Evidence for over-dispersion in the distribution of clinical malaria episodes in children

Abstract

Background: It may be assumed that patterns of clinical malaria in children of similar age under the same level of exposure would follow a Poisson distribution with no over-dispersion. Longitudinal studies that have been conducted over many years suggest that some children may experience more episodes of clinical malaria than would be expected. The aim of this study was to identify this group of children and investigate possible causes for this increased susceptibility.

Methodology and principal findings: Using Poisson regression, we chose a group of children whom we designated as 'more susceptible' to malaria from 373 children under 10 years of age who were followed up for between 3 to 5 years from 1998-2003. About 21% of the children were categorized as 'more susceptible' and although they contributed only 23% of the person-time of follow-up, they experienced 55% of total clinical malaria episodes. Children that were parasite negative at all cross-sectional survey were less likely to belong to this group [AOR = 0.09, (95% CI: 0.14-0.61), p = 0.001].

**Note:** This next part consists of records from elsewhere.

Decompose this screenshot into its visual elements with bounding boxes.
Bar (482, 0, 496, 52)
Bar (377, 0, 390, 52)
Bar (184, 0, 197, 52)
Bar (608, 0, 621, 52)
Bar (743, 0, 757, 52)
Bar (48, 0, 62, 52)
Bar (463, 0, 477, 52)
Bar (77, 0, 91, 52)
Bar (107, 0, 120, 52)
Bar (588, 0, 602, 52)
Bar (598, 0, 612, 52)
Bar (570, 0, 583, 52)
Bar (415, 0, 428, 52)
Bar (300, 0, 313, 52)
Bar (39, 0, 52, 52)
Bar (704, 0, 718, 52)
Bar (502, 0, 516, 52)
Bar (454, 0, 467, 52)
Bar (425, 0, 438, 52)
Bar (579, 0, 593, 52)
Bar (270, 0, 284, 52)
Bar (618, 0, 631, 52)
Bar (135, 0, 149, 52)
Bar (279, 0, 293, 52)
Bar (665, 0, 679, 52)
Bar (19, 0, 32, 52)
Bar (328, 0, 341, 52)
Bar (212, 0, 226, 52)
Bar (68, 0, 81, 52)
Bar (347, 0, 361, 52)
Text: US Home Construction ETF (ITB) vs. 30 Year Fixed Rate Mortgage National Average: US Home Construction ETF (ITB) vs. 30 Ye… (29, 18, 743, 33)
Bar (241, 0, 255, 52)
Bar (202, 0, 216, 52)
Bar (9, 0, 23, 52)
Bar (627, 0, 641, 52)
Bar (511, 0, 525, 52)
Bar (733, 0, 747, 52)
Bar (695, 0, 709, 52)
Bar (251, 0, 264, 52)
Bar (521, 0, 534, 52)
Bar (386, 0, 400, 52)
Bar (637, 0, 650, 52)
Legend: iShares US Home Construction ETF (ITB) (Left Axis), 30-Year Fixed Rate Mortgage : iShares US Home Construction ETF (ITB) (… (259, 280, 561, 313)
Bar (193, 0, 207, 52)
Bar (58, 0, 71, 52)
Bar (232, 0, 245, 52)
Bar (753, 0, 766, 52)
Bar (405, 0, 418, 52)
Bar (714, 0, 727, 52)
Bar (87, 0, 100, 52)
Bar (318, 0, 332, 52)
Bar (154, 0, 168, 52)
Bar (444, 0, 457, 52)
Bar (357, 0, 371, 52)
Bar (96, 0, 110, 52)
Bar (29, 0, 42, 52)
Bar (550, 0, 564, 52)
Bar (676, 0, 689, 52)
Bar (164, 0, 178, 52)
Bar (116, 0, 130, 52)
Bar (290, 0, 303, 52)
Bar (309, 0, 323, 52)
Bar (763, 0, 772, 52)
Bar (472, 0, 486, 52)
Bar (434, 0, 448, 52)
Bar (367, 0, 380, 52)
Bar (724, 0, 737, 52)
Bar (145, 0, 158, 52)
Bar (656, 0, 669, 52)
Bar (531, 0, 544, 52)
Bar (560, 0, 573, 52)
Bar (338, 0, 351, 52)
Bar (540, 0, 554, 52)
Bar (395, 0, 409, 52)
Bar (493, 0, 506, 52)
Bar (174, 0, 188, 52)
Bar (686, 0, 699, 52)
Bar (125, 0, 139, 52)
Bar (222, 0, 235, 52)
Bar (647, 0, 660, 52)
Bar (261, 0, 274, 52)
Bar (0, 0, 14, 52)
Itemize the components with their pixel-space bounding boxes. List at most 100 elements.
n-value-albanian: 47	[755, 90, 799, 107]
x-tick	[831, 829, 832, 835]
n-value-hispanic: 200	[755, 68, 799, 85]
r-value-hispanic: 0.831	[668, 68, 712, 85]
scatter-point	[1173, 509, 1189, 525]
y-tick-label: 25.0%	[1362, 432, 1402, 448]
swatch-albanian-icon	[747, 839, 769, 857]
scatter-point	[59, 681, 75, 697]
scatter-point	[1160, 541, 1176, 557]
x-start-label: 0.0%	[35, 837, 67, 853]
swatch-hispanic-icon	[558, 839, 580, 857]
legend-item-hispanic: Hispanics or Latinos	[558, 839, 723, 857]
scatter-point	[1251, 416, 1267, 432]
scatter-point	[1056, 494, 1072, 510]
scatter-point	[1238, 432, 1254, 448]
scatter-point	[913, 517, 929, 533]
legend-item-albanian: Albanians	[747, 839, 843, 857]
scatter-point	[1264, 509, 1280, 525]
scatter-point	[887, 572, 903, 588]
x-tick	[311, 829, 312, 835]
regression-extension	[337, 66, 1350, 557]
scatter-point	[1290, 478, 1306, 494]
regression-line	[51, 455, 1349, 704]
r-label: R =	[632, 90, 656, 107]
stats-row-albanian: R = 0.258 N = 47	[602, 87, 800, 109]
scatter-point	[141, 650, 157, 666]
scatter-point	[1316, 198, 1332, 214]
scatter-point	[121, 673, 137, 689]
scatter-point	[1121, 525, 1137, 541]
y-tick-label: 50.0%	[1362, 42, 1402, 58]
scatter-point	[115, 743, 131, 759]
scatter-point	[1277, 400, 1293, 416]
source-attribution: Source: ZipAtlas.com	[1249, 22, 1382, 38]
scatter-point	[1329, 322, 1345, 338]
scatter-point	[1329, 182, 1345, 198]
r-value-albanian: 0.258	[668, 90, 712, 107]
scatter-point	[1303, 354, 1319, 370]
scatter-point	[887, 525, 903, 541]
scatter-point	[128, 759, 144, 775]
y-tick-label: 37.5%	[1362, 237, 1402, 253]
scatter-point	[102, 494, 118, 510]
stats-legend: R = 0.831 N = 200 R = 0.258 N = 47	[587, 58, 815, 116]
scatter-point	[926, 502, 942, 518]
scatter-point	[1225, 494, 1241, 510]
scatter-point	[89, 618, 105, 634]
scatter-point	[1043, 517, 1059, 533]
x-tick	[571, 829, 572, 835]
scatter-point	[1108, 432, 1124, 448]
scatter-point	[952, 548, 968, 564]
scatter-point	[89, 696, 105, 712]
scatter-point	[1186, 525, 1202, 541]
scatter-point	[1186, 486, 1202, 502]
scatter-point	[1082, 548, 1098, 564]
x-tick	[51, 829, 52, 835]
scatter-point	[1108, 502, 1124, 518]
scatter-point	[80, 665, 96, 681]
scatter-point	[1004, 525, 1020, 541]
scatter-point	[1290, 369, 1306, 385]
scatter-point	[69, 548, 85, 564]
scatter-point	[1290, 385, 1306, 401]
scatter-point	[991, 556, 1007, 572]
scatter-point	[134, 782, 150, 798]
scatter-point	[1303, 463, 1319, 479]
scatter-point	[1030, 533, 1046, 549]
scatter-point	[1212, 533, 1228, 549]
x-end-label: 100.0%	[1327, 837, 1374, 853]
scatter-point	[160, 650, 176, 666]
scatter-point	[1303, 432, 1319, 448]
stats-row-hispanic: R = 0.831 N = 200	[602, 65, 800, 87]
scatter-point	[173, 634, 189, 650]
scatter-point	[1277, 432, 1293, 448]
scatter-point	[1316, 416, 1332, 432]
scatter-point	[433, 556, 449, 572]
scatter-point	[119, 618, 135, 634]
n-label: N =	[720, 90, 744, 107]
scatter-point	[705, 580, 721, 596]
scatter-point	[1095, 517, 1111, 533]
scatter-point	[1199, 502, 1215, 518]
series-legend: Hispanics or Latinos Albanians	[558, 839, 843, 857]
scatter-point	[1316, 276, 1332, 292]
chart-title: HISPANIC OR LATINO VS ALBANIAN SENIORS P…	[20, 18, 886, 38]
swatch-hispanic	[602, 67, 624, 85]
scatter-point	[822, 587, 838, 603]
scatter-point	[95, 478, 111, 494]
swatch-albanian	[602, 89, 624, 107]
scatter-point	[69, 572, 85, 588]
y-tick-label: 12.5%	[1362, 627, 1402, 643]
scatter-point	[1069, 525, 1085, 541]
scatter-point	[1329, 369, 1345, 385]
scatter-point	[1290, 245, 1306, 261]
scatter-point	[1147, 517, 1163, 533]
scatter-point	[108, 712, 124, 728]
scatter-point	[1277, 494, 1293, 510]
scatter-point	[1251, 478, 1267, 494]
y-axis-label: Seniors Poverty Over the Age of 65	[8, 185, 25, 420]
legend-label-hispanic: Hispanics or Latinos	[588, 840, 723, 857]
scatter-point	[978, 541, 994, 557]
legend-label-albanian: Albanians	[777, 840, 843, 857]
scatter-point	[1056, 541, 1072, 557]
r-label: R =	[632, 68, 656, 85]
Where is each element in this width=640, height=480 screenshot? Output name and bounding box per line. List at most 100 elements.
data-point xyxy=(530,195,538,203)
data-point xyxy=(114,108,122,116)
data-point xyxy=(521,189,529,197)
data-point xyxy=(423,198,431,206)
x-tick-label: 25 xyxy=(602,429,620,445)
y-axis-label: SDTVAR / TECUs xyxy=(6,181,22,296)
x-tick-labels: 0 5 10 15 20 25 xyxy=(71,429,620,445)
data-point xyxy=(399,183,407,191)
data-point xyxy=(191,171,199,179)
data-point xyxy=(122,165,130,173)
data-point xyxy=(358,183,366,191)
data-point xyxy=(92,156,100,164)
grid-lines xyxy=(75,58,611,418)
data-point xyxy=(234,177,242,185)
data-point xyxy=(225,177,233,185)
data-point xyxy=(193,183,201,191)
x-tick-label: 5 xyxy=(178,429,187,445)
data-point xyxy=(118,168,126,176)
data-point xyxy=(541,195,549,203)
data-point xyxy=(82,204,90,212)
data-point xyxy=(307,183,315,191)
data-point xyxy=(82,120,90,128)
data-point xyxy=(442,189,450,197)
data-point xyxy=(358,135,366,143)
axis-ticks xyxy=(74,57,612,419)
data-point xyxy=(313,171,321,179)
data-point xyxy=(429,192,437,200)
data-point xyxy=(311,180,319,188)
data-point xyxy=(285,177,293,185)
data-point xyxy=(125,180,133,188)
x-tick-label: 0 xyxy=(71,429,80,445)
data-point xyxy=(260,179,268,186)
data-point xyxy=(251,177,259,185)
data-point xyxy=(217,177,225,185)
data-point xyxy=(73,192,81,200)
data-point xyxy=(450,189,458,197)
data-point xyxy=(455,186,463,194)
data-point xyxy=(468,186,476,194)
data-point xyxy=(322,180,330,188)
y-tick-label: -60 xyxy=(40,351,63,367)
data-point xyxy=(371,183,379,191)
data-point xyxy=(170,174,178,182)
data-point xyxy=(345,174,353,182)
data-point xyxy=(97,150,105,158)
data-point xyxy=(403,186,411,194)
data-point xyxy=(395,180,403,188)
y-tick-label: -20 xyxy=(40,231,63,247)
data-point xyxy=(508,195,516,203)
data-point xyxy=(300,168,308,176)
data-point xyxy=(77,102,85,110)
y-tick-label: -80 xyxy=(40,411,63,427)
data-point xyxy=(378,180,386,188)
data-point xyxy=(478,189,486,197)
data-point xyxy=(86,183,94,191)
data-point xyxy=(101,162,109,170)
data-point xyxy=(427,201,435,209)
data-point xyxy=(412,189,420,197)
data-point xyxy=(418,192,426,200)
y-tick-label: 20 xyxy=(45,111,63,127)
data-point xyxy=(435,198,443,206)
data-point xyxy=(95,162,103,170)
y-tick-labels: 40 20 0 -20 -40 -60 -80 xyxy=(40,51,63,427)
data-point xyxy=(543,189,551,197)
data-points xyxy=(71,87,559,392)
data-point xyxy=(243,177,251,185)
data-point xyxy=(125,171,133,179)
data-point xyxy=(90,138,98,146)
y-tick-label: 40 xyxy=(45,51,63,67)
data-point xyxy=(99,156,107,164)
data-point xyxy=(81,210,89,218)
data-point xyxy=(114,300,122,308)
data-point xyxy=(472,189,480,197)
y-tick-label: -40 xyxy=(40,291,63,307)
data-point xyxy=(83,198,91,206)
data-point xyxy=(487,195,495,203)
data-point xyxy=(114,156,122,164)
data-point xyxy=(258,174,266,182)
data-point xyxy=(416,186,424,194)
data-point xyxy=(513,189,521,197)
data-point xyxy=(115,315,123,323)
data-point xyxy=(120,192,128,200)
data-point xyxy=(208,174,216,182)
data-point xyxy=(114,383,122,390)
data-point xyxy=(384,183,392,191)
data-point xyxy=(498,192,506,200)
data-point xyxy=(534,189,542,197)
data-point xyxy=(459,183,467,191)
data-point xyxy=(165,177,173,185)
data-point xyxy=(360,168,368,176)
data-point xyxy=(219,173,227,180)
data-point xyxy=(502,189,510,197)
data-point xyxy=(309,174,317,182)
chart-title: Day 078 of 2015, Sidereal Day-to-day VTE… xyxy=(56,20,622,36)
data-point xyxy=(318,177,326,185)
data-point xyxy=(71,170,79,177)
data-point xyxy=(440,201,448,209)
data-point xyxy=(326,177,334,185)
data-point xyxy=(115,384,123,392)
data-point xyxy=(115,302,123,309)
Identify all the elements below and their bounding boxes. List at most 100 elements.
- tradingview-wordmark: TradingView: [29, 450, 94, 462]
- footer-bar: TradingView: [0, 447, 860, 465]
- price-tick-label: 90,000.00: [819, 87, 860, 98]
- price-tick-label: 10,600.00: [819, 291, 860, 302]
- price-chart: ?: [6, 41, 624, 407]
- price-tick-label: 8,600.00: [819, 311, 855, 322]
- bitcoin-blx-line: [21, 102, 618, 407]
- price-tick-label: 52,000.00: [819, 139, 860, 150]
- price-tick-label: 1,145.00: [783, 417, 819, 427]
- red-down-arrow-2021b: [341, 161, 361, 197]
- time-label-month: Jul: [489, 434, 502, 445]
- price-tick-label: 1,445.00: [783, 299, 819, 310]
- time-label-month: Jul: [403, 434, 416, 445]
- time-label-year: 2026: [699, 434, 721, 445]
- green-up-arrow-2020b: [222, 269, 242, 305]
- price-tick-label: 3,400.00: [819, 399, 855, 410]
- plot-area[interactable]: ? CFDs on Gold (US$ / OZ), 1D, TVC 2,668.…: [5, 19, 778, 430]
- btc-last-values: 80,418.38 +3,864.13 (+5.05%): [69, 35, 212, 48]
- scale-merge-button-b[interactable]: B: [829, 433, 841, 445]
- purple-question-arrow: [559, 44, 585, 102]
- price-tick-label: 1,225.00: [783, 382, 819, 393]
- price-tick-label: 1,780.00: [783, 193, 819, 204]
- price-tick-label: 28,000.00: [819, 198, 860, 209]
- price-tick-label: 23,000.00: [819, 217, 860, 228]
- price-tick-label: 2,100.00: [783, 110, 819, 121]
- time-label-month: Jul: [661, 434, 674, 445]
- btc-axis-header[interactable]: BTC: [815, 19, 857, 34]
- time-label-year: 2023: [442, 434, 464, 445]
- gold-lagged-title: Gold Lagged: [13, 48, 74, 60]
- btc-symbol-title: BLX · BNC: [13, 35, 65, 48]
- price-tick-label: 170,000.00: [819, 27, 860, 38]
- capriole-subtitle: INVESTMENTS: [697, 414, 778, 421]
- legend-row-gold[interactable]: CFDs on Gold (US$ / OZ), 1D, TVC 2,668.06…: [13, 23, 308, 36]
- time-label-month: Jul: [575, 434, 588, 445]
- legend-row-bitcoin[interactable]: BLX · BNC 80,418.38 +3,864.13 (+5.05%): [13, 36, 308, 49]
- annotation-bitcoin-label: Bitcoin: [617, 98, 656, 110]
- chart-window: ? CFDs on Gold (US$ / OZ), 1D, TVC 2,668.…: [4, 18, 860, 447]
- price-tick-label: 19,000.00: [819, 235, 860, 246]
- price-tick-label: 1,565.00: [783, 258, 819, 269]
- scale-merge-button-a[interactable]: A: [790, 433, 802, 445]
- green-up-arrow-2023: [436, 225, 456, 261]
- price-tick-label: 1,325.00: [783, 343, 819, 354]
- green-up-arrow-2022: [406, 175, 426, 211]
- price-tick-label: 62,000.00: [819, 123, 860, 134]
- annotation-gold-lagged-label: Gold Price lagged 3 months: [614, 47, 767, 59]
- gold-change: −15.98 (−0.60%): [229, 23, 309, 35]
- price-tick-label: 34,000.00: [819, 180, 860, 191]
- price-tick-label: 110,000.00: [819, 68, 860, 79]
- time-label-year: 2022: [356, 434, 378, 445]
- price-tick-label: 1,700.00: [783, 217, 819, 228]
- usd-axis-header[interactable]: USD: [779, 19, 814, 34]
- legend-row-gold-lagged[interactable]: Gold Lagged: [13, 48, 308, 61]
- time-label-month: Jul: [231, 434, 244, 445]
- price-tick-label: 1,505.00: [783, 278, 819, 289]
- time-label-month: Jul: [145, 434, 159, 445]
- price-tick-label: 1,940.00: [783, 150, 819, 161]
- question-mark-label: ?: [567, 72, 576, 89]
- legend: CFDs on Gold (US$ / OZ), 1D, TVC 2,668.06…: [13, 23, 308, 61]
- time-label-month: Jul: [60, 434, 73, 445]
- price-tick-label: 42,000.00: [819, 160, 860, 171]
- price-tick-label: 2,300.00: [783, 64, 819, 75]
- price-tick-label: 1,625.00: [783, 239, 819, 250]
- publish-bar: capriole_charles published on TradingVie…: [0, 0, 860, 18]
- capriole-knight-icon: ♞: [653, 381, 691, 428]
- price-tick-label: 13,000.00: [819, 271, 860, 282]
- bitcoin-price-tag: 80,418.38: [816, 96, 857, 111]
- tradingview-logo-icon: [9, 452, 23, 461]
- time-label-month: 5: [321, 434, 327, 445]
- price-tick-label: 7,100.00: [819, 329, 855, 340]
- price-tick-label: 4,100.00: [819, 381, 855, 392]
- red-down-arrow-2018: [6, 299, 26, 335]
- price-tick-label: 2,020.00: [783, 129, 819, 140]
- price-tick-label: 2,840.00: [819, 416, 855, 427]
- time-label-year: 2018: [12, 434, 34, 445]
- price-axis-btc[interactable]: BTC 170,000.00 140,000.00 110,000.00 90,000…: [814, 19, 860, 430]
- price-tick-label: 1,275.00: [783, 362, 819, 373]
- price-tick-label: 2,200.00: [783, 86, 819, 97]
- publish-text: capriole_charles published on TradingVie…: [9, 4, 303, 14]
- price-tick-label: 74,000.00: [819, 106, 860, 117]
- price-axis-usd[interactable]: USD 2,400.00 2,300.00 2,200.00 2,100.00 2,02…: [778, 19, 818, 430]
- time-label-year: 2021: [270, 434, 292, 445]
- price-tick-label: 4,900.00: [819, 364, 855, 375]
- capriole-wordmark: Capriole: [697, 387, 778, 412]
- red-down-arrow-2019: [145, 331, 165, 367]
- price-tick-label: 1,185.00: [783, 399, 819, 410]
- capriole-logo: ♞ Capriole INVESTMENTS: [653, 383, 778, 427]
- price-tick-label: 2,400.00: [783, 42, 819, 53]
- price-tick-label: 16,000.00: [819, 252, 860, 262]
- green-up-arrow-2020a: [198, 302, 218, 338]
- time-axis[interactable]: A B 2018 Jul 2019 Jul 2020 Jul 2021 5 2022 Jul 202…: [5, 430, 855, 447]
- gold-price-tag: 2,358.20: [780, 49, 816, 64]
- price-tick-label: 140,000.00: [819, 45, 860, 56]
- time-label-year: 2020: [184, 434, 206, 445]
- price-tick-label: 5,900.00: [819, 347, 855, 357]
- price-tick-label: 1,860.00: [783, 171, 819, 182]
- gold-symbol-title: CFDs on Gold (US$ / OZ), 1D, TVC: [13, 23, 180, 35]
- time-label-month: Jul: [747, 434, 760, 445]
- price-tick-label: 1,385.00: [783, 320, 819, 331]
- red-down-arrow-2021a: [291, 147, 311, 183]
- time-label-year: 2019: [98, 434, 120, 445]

Conclusions and significance: The pattern of clinical malaria episodes follows a negative binomial distribution. Use of lack of a clinical malaria episode in a certain time period as endpoints for intervention or immunological studies may not adequately distinguish groups who are more or less immune. It may be useful in such studies, in addition to the usual endpoint of the time to first episode, to include end points which take into account the total number of clinical episodes experienced per child.

Figure 1. Comparing fit for the Poisson, Pareto and Negative Binomial distributions using observed total clinical malaria episodes per child as outcome.

The X-axis is the total clinical episodes of malaria experienced per child and Y-axis is the proportion of children with given total disease episodes. The bars are the observed total number of cases per child, the black line is the predicted totals from the Poisson regression model, the dashed line represent the predicted total episodes from the negative binomial regression model while the crossed lines represents the predicted total episodes from the Pareto distribution. Figure (a) represents all the children, (b) all children under 5 years at the time the study started (who were followed up from 1998 to 2003) and (c) children ≥5 years of age (followed up from 1998 to 2001).

Figure 2. Non-admission clinical malaria episodes/child/year among children that were admitted at least once or never admitted during 3–5 years of follow-up.

Box plot of the median(central line) 25%, 75% quartile ranges around the median (box width) and the upper and lower limits (T).

Figure 3. Distribution of the total number of ‘more susceptible’ children within study households.

The clear circles represents the households that did not have any children ‘more susceptible’ than others, the circles with squares represent the households that had between 1–3 children ‘more susceptible’, the grey circles represent those that had 4–6 and the black circles represent those that had more than 7 children in the households ‘more susceptible’ than others. The smaller dots spread across the map are all the other households within the larger study area that were not included in the surveillance.

Figure 4. Kaplan-Meier survival curve of the time to first episode of clinical malaria.

Dashed line represents the ‘more susceptible’ children and the solid line represents the time to first episode for the other children.